A schematic representation of cereal crop improvement using Next Generation Sequencing (NGS) technologies. Blue denotes main steps in the characterization of cereal genomes, brown denotes reference specific approaches while green represents applications to several cultivars or populations for variation discovery. (1) Sequencing approaches are determined by the project aims. For characterization of previously un-sequenced genomes without a closely related species, generation of a reference genome is undertaken. This may involve direct whole genome shotgun (WGS), chromosome (arm) isolation or BAC-by-BAC approaches or a combination of these.
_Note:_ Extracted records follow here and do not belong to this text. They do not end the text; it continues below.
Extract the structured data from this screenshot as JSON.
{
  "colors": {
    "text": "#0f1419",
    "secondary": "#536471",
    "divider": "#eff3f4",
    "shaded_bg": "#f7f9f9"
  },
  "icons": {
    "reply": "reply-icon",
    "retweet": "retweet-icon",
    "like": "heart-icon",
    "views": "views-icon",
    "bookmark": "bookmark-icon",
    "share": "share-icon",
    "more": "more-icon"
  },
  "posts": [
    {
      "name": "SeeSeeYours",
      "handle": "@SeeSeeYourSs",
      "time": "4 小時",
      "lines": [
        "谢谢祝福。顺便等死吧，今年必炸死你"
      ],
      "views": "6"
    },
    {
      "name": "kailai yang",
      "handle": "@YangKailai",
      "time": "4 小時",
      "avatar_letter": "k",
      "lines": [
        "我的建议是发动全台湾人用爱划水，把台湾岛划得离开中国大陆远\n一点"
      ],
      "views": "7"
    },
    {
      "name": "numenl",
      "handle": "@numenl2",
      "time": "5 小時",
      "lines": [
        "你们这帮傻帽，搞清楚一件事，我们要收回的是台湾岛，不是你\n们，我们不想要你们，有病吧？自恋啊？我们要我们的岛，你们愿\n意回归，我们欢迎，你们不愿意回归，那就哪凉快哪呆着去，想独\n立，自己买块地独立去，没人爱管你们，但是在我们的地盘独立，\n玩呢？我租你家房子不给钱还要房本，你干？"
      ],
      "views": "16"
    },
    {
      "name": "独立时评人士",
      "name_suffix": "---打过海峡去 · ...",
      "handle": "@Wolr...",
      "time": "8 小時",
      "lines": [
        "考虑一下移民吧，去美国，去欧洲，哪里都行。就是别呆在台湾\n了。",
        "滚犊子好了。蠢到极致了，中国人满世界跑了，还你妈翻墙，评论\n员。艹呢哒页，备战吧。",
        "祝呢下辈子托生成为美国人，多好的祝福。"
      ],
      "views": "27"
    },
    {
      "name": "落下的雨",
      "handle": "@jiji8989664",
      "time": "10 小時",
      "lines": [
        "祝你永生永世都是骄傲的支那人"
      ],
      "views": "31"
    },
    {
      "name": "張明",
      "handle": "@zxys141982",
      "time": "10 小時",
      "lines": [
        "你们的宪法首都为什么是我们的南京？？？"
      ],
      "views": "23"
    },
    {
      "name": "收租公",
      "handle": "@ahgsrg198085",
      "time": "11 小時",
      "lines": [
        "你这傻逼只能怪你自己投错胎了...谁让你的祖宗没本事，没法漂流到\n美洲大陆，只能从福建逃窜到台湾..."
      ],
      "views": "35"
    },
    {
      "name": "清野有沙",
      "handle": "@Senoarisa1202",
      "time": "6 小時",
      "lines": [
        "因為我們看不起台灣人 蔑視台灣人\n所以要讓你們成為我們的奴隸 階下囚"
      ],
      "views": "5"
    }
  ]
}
For GWAS, where a suitable reference genome is available, a large number of cultivars or populations are sequenced at low coverage. (2) Assembly strategies depend on the nature of the genome to be assembled, reads available (length, read types i.e., paired end (PE) or mate pair (MP)), coverage depth, and whether there is a high quality draft genome of a closely related species of which if absent, de-novo assembly is undertaken. (3) Characterization then follows which involves gene prediction based on orthologous genes in related species or ab-initio. (4) Variation discovery through SNPs discovery and GBS within cultivars or populations enables trait associations and the generation of molecular markers for applications in crop breeding programs.